Multimillion-pound research to transform how data is sensed, transferred and processed on silicon chips
Researchers from the Optoelectronics Research Centre (ORC) are investigating new ways of integrating high capacity optical communications and signal processing onto a single silicon chip as part of an ambitious new £6.1 million research programme.
The Quantum Dots on Silicon - QUDOS programme unites collaborators from University College London, Cambridge, Cardiff and Southampton to fundamentally change the way in which data is sensed, transferred between and processed on silicon chips.
The new research within the Zepler Institute for Photonics and Nanoelectronics is aiming to create the first optical integrated circuits on silicon with monolithically integrated quantum dot laser sources.
Dr Frederic Gardes, Professor and Southampton QUDOS lead, says: "The QUDOS programme is paving the way for mass manufacturing of photonic circuits and aims to establish silicon as a native photonic platform. The Zepler Institute hosts one of the world's leading research groups in silicon photonics and will play a key role in the programme by integrating monolithically on silicon the photonic building blocks necessary for the fabrication of complex photonic circuits and systems."

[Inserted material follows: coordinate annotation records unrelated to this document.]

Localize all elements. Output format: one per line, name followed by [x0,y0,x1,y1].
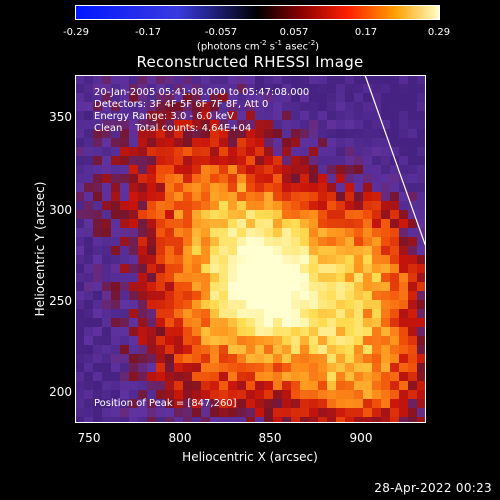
colorbar-tick: 0.17 [354,27,378,38]
y-tick: 250 [49,294,72,308]
colorbar-tick: -0.057 [204,27,238,38]
timestamp: 28-Apr-2022 00:23 [374,481,492,495]
y-axis-label: Heliocentric Y (arcsec) [33,181,47,317]
heatmap-canvas [75,75,426,423]
x-tick: 800 [168,431,192,445]
image-title: Reconstructed RHESSI Image [136,53,364,71]
x-tick: 850 [258,431,282,445]
x-axis-label: Heliocentric X (arcsec) [182,450,318,464]
colorbar-tick: 0.29 [427,27,451,38]
peak-position: Position of Peak = [847,260] [94,398,237,409]
y-tick: 200 [49,385,72,399]
y-tick: 300 [49,203,72,217]
info-detectors: Detectors: 3F 4F 5F 6F 7F 8F, Att 0 [94,99,269,110]
colorbar-tick: -0.17 [135,27,161,38]
info-clean: Clean Total counts: 4.64E+04 [94,123,252,134]
info-time-range: 20-Jan-2005 05:41:08.000 to 05:47:08.000 [94,87,310,98]
x-tick: 900 [349,431,373,445]
colorbar-units: (photons cm-2 s-1 asec-2) [196,39,320,53]
colorbar-tick: 0.057 [279,27,309,38]
colorbar [75,5,440,20]
rhessi-image [75,75,426,423]
y-tick: 350 [49,110,72,124]
colorbar-tick: -0.29 [63,27,89,38]
info-energy: Energy Range: 3.0 - 6.0 keV [94,111,234,122]
solar-limb-line [364,75,426,248]
x-tick: 750 [77,431,101,445]
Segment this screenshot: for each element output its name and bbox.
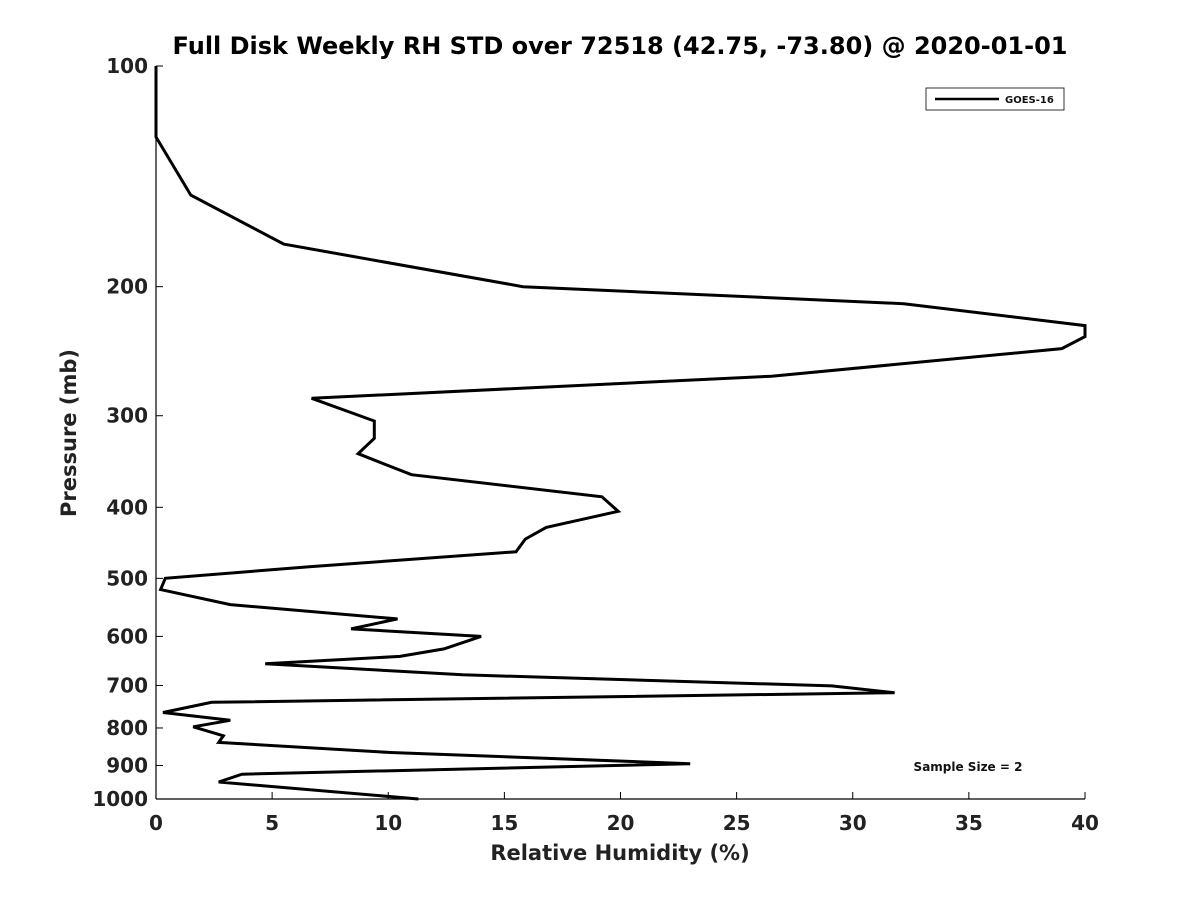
y-ticks: 100 200 300 400 500 600 700 800 900 1000 — [92, 54, 163, 811]
y-tick-label: 600 — [106, 624, 148, 648]
x-tick-label: 5 — [265, 811, 279, 835]
y-tick-label: 500 — [106, 566, 148, 590]
x-tick-label: 15 — [490, 811, 518, 835]
y-tick-label: 700 — [106, 673, 148, 697]
x-tick-label: 35 — [955, 811, 983, 835]
sample-size-annotation: Sample Size = 2 — [914, 760, 1023, 774]
plot-area — [154, 66, 1087, 801]
legend-label-goes-16: GOES-16 — [1005, 95, 1054, 106]
y-tick-label: 400 — [106, 495, 148, 519]
y-tick-label: 200 — [106, 275, 148, 299]
y-axis-label: Pressure (mb) — [57, 349, 81, 517]
series-line-goes-16 — [154, 66, 1087, 801]
x-tick-label: 0 — [149, 811, 163, 835]
y-tick-label: 1000 — [92, 787, 148, 811]
x-tick-label: 10 — [374, 811, 402, 835]
legend: GOES-16 — [925, 87, 1065, 111]
x-tick-label: 20 — [607, 811, 635, 835]
x-tick-label: 25 — [723, 811, 751, 835]
x-tick-label: 40 — [1071, 811, 1099, 835]
x-tick-label: 30 — [839, 811, 867, 835]
y-tick-label: 900 — [106, 753, 148, 777]
chart-title: Full Disk Weekly RH STD over 72518 (42.7… — [173, 32, 1068, 60]
y-tick-label: 800 — [106, 716, 148, 740]
y-tick-label: 300 — [106, 404, 148, 428]
x-axis-label: Relative Humidity (%) — [490, 841, 749, 865]
y-tick-label: 100 — [106, 54, 148, 78]
x-ticks: 0 5 10 15 20 25 30 35 40 — [149, 792, 1099, 835]
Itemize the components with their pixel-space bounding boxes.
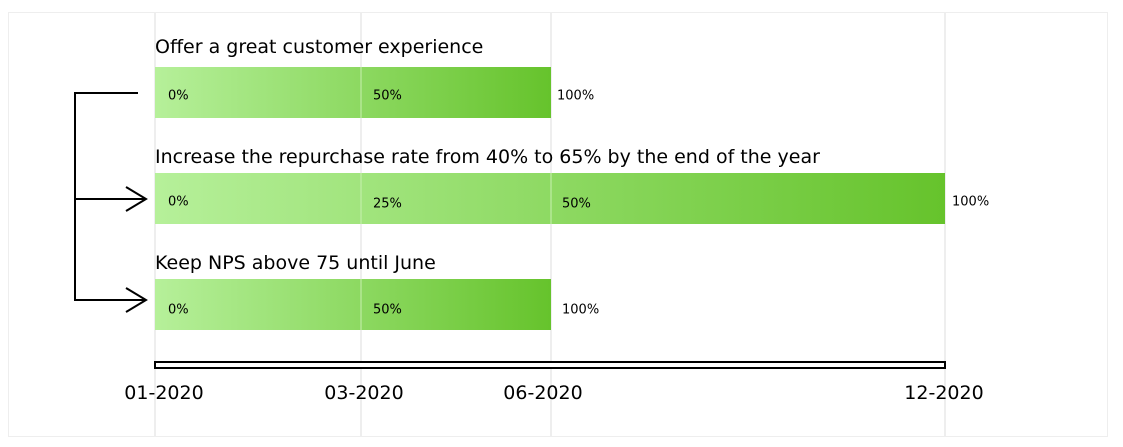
axis-label: 03-2020 xyxy=(324,382,403,404)
axis-label: 06-2020 xyxy=(503,382,582,404)
frame xyxy=(8,12,1108,437)
goal-bar xyxy=(155,173,945,224)
progress-label: 0% xyxy=(168,89,189,104)
goal-title: Offer a great customer experience xyxy=(155,36,483,58)
progress-label: 50% xyxy=(373,303,402,318)
connector xyxy=(74,92,148,313)
goal-title: Increase the repurchase rate from 40% to… xyxy=(155,146,820,168)
progress-label: 50% xyxy=(562,197,591,212)
progress-label: 100% xyxy=(952,195,989,210)
progress-label: 0% xyxy=(168,303,189,318)
progress-label: 0% xyxy=(168,195,189,210)
axis-label: 12-2020 xyxy=(904,382,983,404)
progress-label: 100% xyxy=(557,89,594,104)
time-axis xyxy=(154,361,946,369)
axis-label: 01-2020 xyxy=(124,382,203,404)
progress-label: 50% xyxy=(373,89,402,104)
progress-label: 25% xyxy=(373,197,402,212)
goal-bar xyxy=(155,279,551,330)
goal-bar xyxy=(155,67,551,118)
progress-label: 100% xyxy=(562,303,599,318)
goal-title: Keep NPS above 75 until June xyxy=(155,252,436,274)
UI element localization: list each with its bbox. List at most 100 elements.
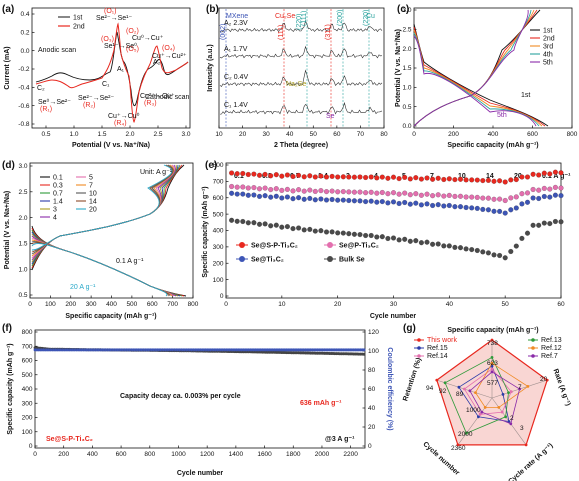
data-point xyxy=(234,184,240,190)
data-point xyxy=(290,174,296,180)
data-point xyxy=(351,174,357,180)
data-point xyxy=(396,191,402,197)
note-r2: (R₂) xyxy=(83,102,95,109)
legend-label: 5 xyxy=(89,174,93,181)
data-point xyxy=(413,238,419,244)
data-point xyxy=(296,195,302,201)
legend-marker xyxy=(239,242,245,248)
data-point xyxy=(519,191,525,197)
tick-label: 60 xyxy=(557,301,565,308)
data-point xyxy=(463,246,469,252)
discharge-curve xyxy=(31,241,171,297)
data-point xyxy=(491,178,497,184)
data-point xyxy=(413,200,419,206)
panel-a: (a) Current (mA) Potential (V vs. Na⁺/Na… xyxy=(2,4,191,149)
panel-d-ylabel: Potential (V vs. Na+/Na) xyxy=(4,191,11,269)
data-point xyxy=(318,173,324,179)
legend-label: 10 xyxy=(89,190,97,197)
tick-label: 600 xyxy=(22,358,33,365)
data-point xyxy=(329,229,335,235)
data-point xyxy=(474,205,480,211)
data-point xyxy=(502,179,508,185)
tick-label: 70 xyxy=(357,131,365,138)
data-point xyxy=(430,203,436,209)
tick-label: 3.0 xyxy=(402,7,411,14)
data-point xyxy=(435,202,441,208)
data-point xyxy=(379,190,385,196)
data-point xyxy=(413,175,419,181)
note-se0-se2: Se⁰→Se²⁻ xyxy=(38,98,71,106)
radar-point xyxy=(490,361,494,365)
tick-label: 300 xyxy=(213,244,224,251)
data-point xyxy=(452,177,458,183)
data-point xyxy=(508,249,514,255)
data-point xyxy=(407,238,413,244)
data-point xyxy=(363,199,369,205)
tick-label: 0 xyxy=(412,131,416,138)
legend-label: Ref.15 xyxy=(427,345,448,352)
data-point xyxy=(435,175,441,181)
radar-tick: 1000 xyxy=(466,407,481,414)
tick-label: 20 xyxy=(239,131,247,138)
data-point xyxy=(262,171,268,177)
data-point xyxy=(446,203,452,209)
data-point xyxy=(446,243,452,249)
data-point xyxy=(357,232,363,238)
tick-label: 1800 xyxy=(286,451,301,458)
panel-a-label: (a) xyxy=(2,4,14,15)
rate-label: 0.1 xyxy=(234,173,244,180)
data-point xyxy=(418,192,424,198)
legend-marker xyxy=(531,338,535,342)
panel-f: (f) Specific capacity (mAh g⁻¹) Coulombi… xyxy=(2,323,393,477)
legend-label: Ref.13 xyxy=(541,337,562,344)
tick-label: 1.5 xyxy=(18,241,27,248)
radar-axis-cycle-rate: Cycle rate (A g⁻¹) xyxy=(507,442,554,481)
tick-label: 800 xyxy=(213,162,224,169)
data-point xyxy=(268,223,274,229)
tick-label: 500 xyxy=(126,301,137,308)
data-point xyxy=(402,200,408,206)
data-point xyxy=(491,196,497,202)
data-point xyxy=(357,198,363,204)
data-point xyxy=(519,235,525,241)
data-point xyxy=(318,196,324,202)
data-point xyxy=(407,192,413,198)
tick-label: 1.5 xyxy=(97,131,106,138)
radar-point xyxy=(443,381,447,385)
tick-label: 600 xyxy=(147,301,158,308)
data-point xyxy=(245,172,251,178)
panel-d-xticks: 0 100 200 300 400 500 600 700 800 xyxy=(28,295,199,308)
label-cu: Cu xyxy=(366,13,375,20)
data-point xyxy=(446,192,452,198)
discharge-curve xyxy=(413,35,537,127)
tick-label: 1.0 xyxy=(18,266,27,273)
legend-marker xyxy=(417,346,421,350)
legend-label: Se@Ti₃C₂ xyxy=(251,257,284,264)
data-point xyxy=(268,187,274,193)
data-point xyxy=(402,174,408,180)
note-o5: (O₅) xyxy=(126,46,139,53)
legend-label: 20 xyxy=(89,206,97,213)
tick-label: 2.5 xyxy=(18,189,27,196)
data-point xyxy=(558,170,564,176)
data-point xyxy=(424,201,430,207)
panel-f-label: (f) xyxy=(2,323,12,334)
data-point xyxy=(530,171,536,177)
legend-label: 14 xyxy=(89,198,97,205)
data-point xyxy=(279,224,285,230)
panel-c-ylabel: Potential (V vs. Na⁺/Na) xyxy=(395,29,402,107)
legend-label: Bulk Se xyxy=(339,257,365,264)
panel-d: (d) Potential (V vs. Na+/Na) Specific ca… xyxy=(2,160,199,320)
note-r1: (R₁) xyxy=(40,106,52,113)
data-point xyxy=(234,191,240,197)
xrd-trace xyxy=(219,101,383,115)
data-point xyxy=(273,222,279,228)
data-point xyxy=(469,194,475,200)
legend-a-2: 2nd xyxy=(73,24,85,31)
data-point xyxy=(441,203,447,209)
data-point xyxy=(307,173,313,179)
charge-curve xyxy=(413,9,529,127)
data-point xyxy=(290,226,296,232)
label-cu2se: Cu₂Se xyxy=(275,13,295,20)
data-point xyxy=(279,173,285,179)
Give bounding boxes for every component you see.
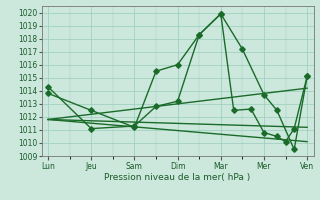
X-axis label: Pression niveau de la mer( hPa ): Pression niveau de la mer( hPa ) [104,173,251,182]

The sensing, processing and transport of information is at the heart of modern life. The internet depends on optical systems from fibre to the home, through data centres to the trans-oceanic optical cables that link the nations of the earth.
Creating these systems currently requires the mechanical alignment of components to accuracies of less than a micron, about one hundredth of the diameter of a human hair, a costly and labour intensive process. The QUDOS research team has invented technologies to integrate the required components on silicon chips in the same manner as electronic systems are now realised as integrated circuits, making possible the first data interconnects, switches and sensors that use lasers monolithically integrated on silicon.
Removing the need to assemble individual components will enable vastly increased scale and functionality for information systems at greatly reduced cost.
Professor Alwyn Seeds, Principal Investigator for QUDOS at UCL, says: "The QUDOS Programme, through the monolithic integration of all required optical ICT functions on silicon, will have a similar transformative effect on ICT to that which the creation of the first silicon integrated electronic circuits had on electronics.
"I look forward to working with distinguished colleagues from Cambridge, Cardiff and Southampton Universities, together with outstanding industrial partners spanning the supply chain from materials to systems, to make this vision a reality."
The five-year programme is funded by the Engineering and Physical Sciences Research Council (EPSRC).